Palantir's CDC 5 Year 443M Deal Explained
Another day, another deal for Palantir.
This deal comes as the third in line of recent contracts Palantir has been able to ink. First we had the Lockheed Martin deal, followed shortly by the decade long Cleveland Clinic deal. Now we've got a new deal with CDC for five years worth $443 million. By far the largest of the three.
Now before we dive even deeper into this new partnership, or rather this partnership extension, let's take a look at the relationship Palantir has with the CDC..
So the CDC has been a pretty strong partner when it comes to getting new deals with palantir.
They've been able to implement their platform, they've been able to use their technology, and they've been able to constantly secure new deals and extensions with the CDC. Utilizing their software in different places, showing that the software is pretty powerful.
Palantir being able to get embedded within government organizations, and really get some of these important deals is not to be ignored. At the end of the day, the CDC is picking Palantir over and over again, not Snowflake, Datadog, or Data bricks.
Core KPIs For Palantir
Five-year $443 million contract will include Health and Human Services (HHS) Protect, Administration for Strategic Preparedness and Response (ASPR), Engage, Tiberius, and DCIPHER. These are all different acronyms or different programs that the CDC is working on or involved with. Palantir will develop a singular efficient vehicle so these programs can operate.

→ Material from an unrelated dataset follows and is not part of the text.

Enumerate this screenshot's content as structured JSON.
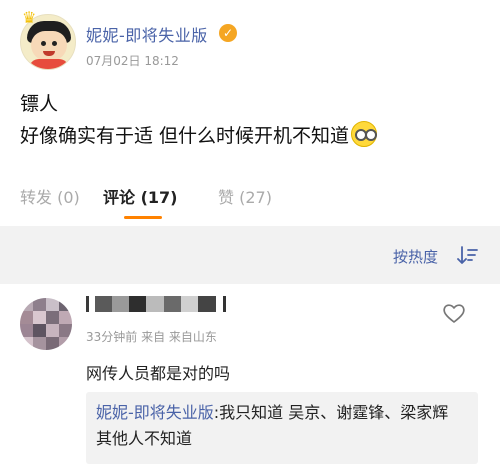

This new approach demonstrates the CDC’s leadership in driving interagency public health programs like Health and Human Services HHS. Which is kind of a subsidiary from CDC, is now going to be working with the CDC integrated into Palantir’s technology to form a single source of truth for the organizations.
It's a pretty strong collaboration with Palantir, and it's a heavy partner. At almost $100 million a year, the CDC must really appreciate the value Palantir brings.
You could imagine they're going to extend this for another 5-10 years especially if it makes them more efficient and effective or aids in stopping future potential outbreaks.
There are three key KPIs that the CDC wants to get out of this deal as far as I can tell:
Broad disease surveillance. Obviously COVID flipped the entire world on its edge. Global economies were halted, people's lives were upended, saying it was bad is an understatement. Palantir will be helping to prevent this type of catastrophic damage.
Outbreak response, meaning as soon as we think there's a little bit of an outbreak we can respond using real-time data and predictive modeling
Supply chain resiliency, before the inevitable outbreak does happen again, are we sure supply chains are efficient and effective.
Overall, the goal of a deal like this, which is why they're paying you know close to $500 million, is to make sure that the technology is in place to stop a pandemic from happening.
At the very least, to deal with a pandemic in a more sophisticated manner if it does overwhelm us again. As you know, the world was not prepared, much less the United States, to be able to take on the challenges that COVID presented.
Let's end on this quote from Hirsh Jain, Head of Public Health Federal at Palantir:
“Palantir is extremely proud to continue its partnership with the CDC, ASPR, and HHS to strengthen America's Public Health infrastructure through leading-edge preparedness technology”
“This contract solidifies the important digital advancements in public health made during the pandemic and expands the CDC's capacity to create a sustainable and long-term approach Beyond COVID-19.”
One thing is for certain - not many companies are getting called on by the CDC to lay the infrastructure to protect against the next public health crisis.